I am writing a story (well, developing one) in which a humanoid intelligently genetically engineered species is effectively immortal. The creature maintains its lifespan through a thick-shelled seed about the size of a child's fist which rests below the heart. Within the seed there are exact copies of the creature's DNA and a brain-like neural structure which preserves some memories.
Upon the creature's death, the seed sprouts in a large bulb (about 3m tall and 2m in diameter) which encases the new "resurrected" form of the creature with some of its previous memories preserved. The bulb opens when the humanoid is sufficiently developed and the life-cycle continues with a new seed forming during puberty.
(NOTE: The bulb begins growing when a number of factors - circulation, brain activity, temperature - convince it that the creature is in fact dead. It also releases a chemical which breaks down the corpse of the creature into more useful components which the plant can use to sustain itself.)

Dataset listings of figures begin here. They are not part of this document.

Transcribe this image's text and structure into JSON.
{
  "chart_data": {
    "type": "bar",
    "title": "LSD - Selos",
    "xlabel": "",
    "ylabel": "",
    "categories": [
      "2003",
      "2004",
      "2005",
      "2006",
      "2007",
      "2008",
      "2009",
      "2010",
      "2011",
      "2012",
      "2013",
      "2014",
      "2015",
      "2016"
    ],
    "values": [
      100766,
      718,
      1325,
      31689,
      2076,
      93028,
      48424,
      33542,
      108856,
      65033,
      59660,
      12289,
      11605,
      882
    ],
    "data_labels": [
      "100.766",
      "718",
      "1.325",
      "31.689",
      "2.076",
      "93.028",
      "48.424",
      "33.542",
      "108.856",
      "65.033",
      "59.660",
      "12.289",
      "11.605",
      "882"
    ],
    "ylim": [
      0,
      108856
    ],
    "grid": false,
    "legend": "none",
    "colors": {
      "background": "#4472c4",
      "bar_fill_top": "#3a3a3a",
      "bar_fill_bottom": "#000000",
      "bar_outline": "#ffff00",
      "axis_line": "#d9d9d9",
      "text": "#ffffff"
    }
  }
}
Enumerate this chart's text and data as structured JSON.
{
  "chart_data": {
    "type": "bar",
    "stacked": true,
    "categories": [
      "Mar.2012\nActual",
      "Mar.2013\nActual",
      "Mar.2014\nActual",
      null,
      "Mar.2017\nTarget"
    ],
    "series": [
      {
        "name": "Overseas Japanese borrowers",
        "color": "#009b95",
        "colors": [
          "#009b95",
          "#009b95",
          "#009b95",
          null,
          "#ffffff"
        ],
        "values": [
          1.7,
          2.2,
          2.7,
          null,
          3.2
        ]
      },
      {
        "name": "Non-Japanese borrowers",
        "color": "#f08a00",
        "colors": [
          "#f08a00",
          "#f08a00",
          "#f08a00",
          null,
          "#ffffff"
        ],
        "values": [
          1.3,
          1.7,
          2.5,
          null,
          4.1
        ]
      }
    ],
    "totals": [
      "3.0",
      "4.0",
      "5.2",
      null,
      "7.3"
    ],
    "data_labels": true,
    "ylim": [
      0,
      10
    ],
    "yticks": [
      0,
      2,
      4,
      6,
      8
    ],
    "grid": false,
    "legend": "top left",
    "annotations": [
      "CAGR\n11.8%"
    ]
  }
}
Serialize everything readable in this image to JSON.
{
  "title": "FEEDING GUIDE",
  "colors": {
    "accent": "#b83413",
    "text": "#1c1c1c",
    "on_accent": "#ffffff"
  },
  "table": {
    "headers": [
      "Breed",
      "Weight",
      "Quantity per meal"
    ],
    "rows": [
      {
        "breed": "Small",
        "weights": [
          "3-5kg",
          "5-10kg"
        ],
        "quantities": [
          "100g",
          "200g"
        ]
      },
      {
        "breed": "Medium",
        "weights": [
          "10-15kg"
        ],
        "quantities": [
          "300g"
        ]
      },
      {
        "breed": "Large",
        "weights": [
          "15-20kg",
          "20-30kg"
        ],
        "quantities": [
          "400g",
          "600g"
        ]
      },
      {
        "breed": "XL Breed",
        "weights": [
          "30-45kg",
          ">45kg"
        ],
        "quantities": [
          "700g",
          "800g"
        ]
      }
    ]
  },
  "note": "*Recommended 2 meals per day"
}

The seed, of course, is vulnerable to disease while it is inside the creature and it can be broken or damaged with sufficient force, which would probably kill the creature due to seed fragments causing internal bleeding. One disease causes the seed to germinate while the creature is still alive. Another uncommon mutation causes the seed to not develop at all.
I don't really care if the creature is actually two different life forms that sustain each other in some mutually endosymbiotic way.
How realistic is it for a complex organism to have two stages of life where one is a plant performing photosynthesis and the other being an animal similar in size and energy requirements to a human? Or how can it be made more realistic to achieve these qualities?